Tuesday, August 5, 2008

The Mysterious Death of Marilyn Monroe

It's one of the enduring mysteries of our time.

How did Marilyn Monroe die?

Forty-six years ago today, her dead body was found in her Brentwood, Calif., home.

Brentwood has made the news before — not just because it's been home to countless celebrities over the years.

O.J. Simpson's wife and her friend were murdered there in 1994. Also, during the 1990s, Monica Lewinsky was often referred to as being from Brentwood — but, although her father lives in the area today, she was raised elsewhere.

Monroe's death, at the age of 36, was suspicious, and it has remained a starting point for conspiracy theories for nearly half a century. The coroner, Dr. Thomas Noguchi, ruled her death a "probable suicide," but there wasn't enough evidence to rule conclusively that it was either a suicide or a homicide.

The rumors have continued to swirl. They have included rumors of her relationships with rich and powerful men (i.e., John and Robert Kennedy) and the possibility that she was murdered because she was a security risk (based on allegations of discussions she had about atomic testing issues with President Kennedy).

A former Secret Service agent told CBS that it was "common knowledge" among his cohorts that John Kennedy and Monroe had an affair, but the rumors involving Robert Kennedy were never verified.

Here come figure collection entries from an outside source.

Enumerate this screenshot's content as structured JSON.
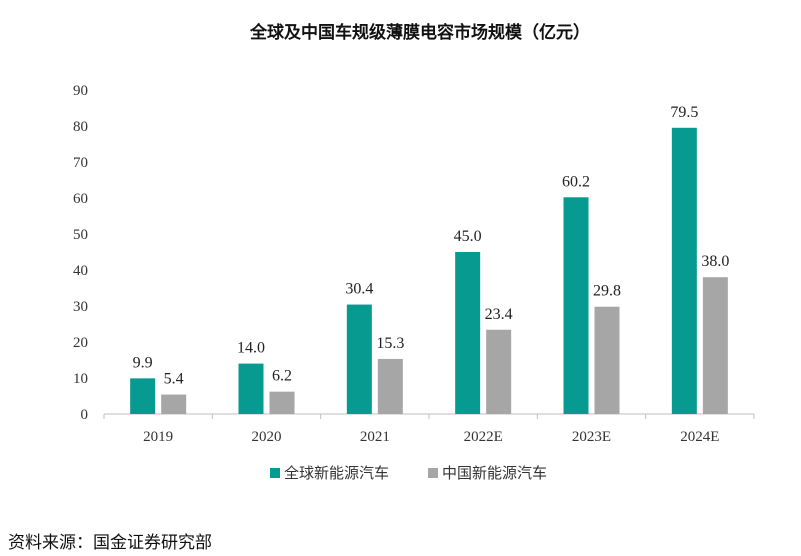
{
  "chart_data": {
    "type": "bar",
    "title": "全球及中国车规级薄膜电容市场规模（亿元）",
    "categories": [
      "2019",
      "2020",
      "2021",
      "2022E",
      "2023E",
      "2024E"
    ],
    "series": [
      {
        "name": "全球新能源汽车",
        "color": "#079a91",
        "values": [
          9.9,
          14.0,
          30.4,
          45.0,
          60.2,
          79.5
        ]
      },
      {
        "name": "中国新能源汽车",
        "color": "#a6a6a6",
        "values": [
          5.4,
          6.2,
          15.3,
          23.4,
          29.8,
          38.0
        ]
      }
    ],
    "ylim": [
      0,
      90
    ],
    "yticks": [
      0,
      10,
      20,
      30,
      40,
      50,
      60,
      70,
      80,
      90
    ],
    "grid": false,
    "legend_position": "bottom-center",
    "xlabel": "",
    "ylabel": ""
  },
  "source_text": "资料来源：国金证券研究部"
}
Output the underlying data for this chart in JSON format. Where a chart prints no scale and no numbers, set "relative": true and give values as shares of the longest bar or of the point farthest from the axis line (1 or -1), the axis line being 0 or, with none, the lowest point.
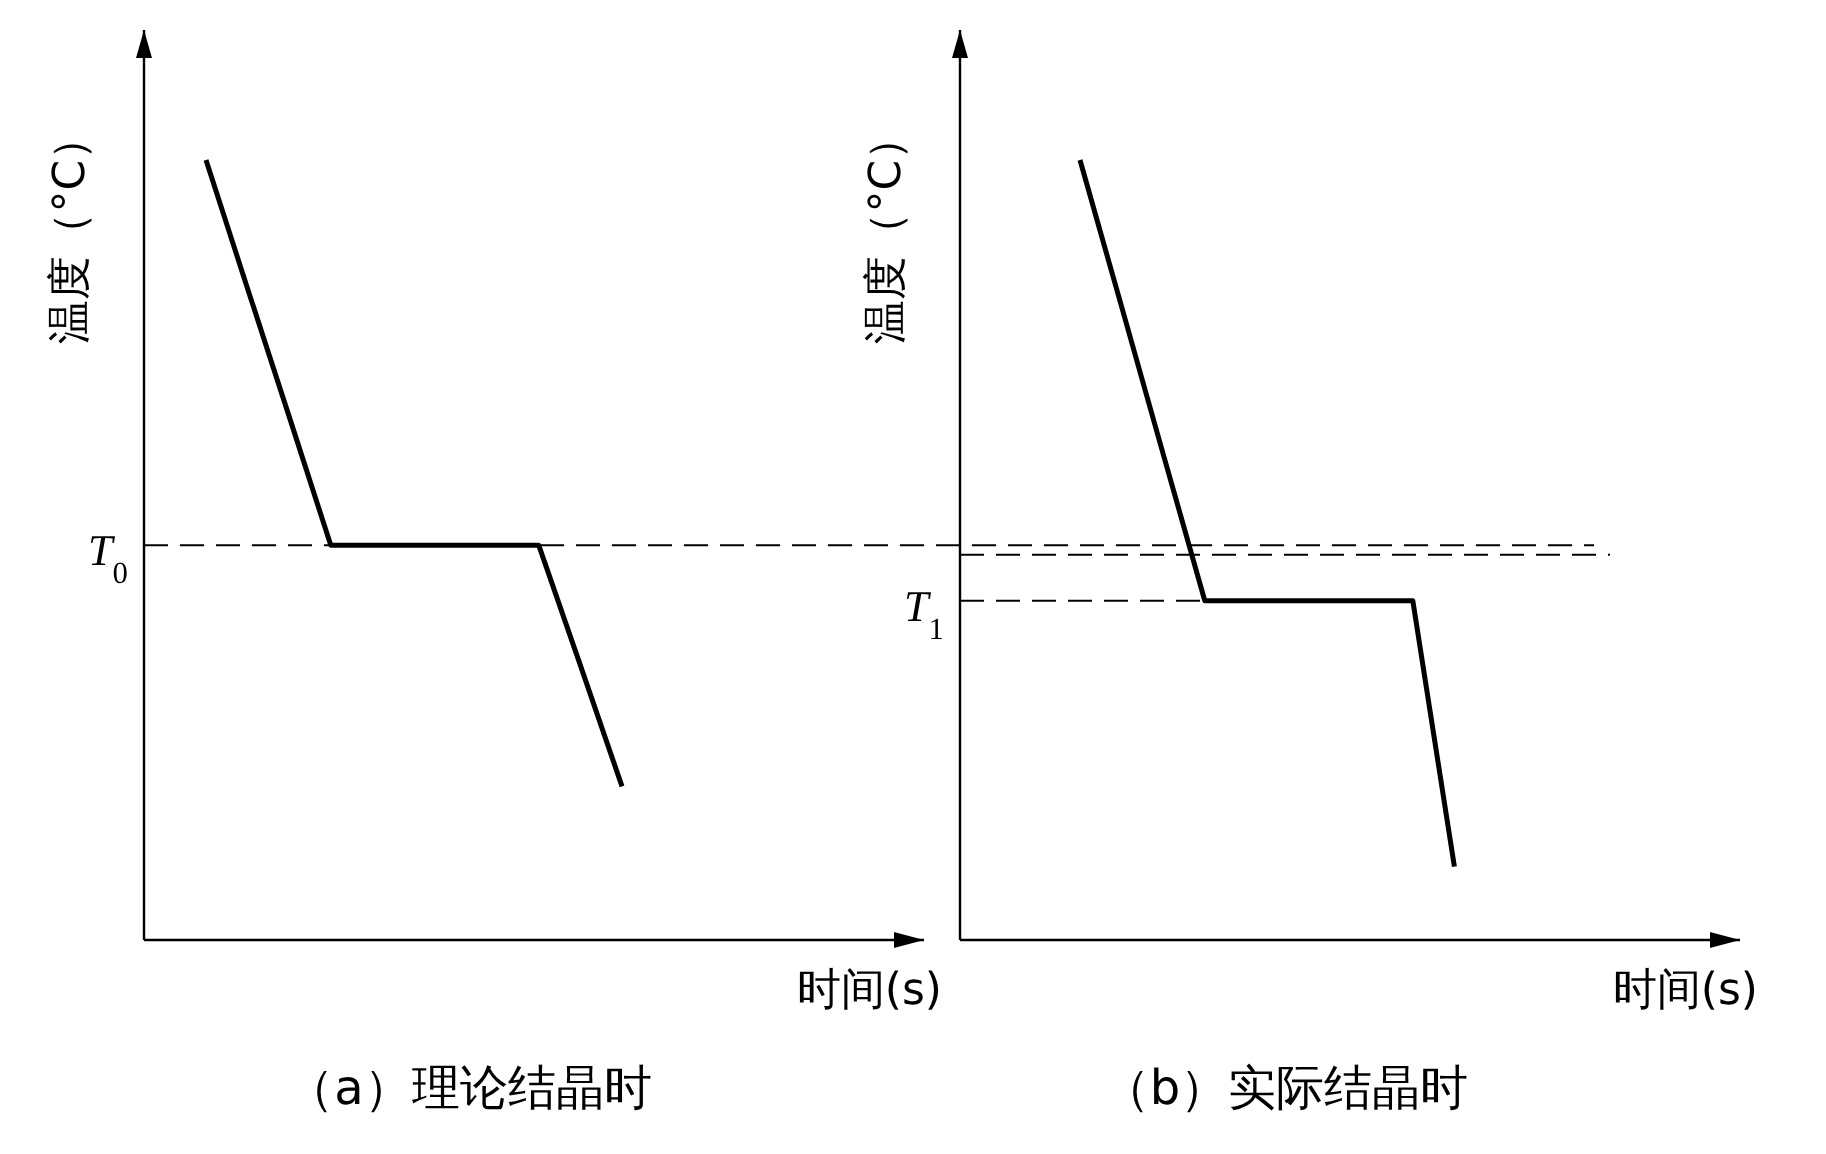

There have also been tales (never confirmed) that she was murdered by organized crime figures.

And Monroe's housekeeper/housemate Eunice Murray (who was 60 years old when Monroe died) told the BBC that Monroe was still alive when the doctor arrived at the house after being summoned in the early morning hours of Sunday, Aug. 5, 1962.

Murray died in 1993 without ever elaborating on that claim.

Like President Kennedy's assassination, the death of Marilyn Monroe will probably remain shrouded in mystery. So many years have now passed and so many of the people who would have made the most plausible witnesses are gone now.

It is highly unlikely that we'll ever know the truth. Monroe's death is now the fodder of conspiracy theorists.

What we're left with are her films, and most of them only hint at the potential that was lost. But you can see one of the best examples of her work later this month, when Turner Classic Movies shows "Some Like It Hot" on Wednesday, Aug. 27 at 7 p.m. (Central).

It's no exaggeration to say it's one of the finest films ever made. It was directed by Billy Wilder and it also stars Tony Curtis and Jack Lemmon. If you've never seen it, trust me, you'll be entertained — right up to Joe E. Brown's memorable final line, "Well, nobody's perfect!"

(Believe me, it will make sense to you after you've seen the film. And the American Film Institute thought highly enough of the line to rank it #48 on "AFI's 100 Years ... 100 Movie Quotes" list.)

But if you want to explore Monroe's psyche, you may have to rent the DVD of HBO's "Norma Jean & Marilyn." It's an imaginative examination of the conflicting emotions that certainly tormented Monroe, starring Ashley Judd and Mira Sorvino.

It got mixed reviews when HBO first aired it in 1996.

I thought it was a remarkable film, and, although it sheds no new light on the circumstances surrounding Monroe's death, I recommend it.